The Chinese authority reportedly sent out order to provincial governments to scale back group tourists to Korea until April. The foreign ministry denies it implements any travel constraints to another country without a clear reason. Beijing has been making a series of actions to curb Korean trade in both goods and services following the Seoul’s decision to deploy U.S.-led antimissile system.

Travel constraint order from the world’s most populous nation can have a huge impact. Mainland visitors to Taiwan shrank 58 percent on year six months into the Chinese administrative action to curb travel to Taiwan in complaint over the launch of a new government in May that favors independence from China. Transasia Airways, one of Taiwan’s three major carriers, went bankrupt last week.
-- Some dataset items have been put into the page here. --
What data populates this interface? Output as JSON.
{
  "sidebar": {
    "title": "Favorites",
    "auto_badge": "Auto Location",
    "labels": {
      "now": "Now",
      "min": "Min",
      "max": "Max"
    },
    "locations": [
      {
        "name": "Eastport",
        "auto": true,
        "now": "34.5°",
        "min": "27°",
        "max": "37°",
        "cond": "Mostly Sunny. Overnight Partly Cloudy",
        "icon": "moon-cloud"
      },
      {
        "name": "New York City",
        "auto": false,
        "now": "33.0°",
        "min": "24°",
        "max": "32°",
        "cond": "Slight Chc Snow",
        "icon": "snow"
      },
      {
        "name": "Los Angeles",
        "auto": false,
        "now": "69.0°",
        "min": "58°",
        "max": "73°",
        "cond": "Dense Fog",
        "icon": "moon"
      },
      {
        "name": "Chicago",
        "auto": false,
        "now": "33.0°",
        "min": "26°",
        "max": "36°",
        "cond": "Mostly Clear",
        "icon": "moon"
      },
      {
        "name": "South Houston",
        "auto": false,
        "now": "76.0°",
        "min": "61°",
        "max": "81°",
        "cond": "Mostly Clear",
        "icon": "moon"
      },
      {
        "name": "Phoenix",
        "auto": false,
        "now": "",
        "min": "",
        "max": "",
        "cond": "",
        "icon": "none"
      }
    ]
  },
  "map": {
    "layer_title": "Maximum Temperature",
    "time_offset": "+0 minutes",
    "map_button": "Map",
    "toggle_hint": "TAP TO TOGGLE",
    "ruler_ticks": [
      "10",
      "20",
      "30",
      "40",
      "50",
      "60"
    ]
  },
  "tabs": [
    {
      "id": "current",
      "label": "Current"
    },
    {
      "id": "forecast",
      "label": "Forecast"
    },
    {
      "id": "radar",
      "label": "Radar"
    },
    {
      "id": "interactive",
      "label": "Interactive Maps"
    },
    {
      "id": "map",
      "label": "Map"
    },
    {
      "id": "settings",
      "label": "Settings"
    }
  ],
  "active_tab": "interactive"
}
Chinese visitors to Korea grew a mere 4.7 percent in October from a year-ago period, compared with 15.6-percent on-year gain in October last year. Chinese tourists take up nearly half of foreign visitors to Korea.

Chinese make up 15 percent of passengers at Korean Air and 22 percent of Asiana Airlines.

Cargo volume also has been decreasing amid concerns of reduced trade with the United States following the victory of Trump who had threatened to up tariffs on emerging countries raking in large surpluses in trade with the United States and renegotiate the bilateral free trade agreement.

The North American route delivers 43 percent cargo revenue for Korean Air and 49 percent for Asiana. Cargo volumes by the two air carriers totaled 197,000 tons in October, down 1.5 percent on year. Cargo volume fell 21.2 percent over the last three months.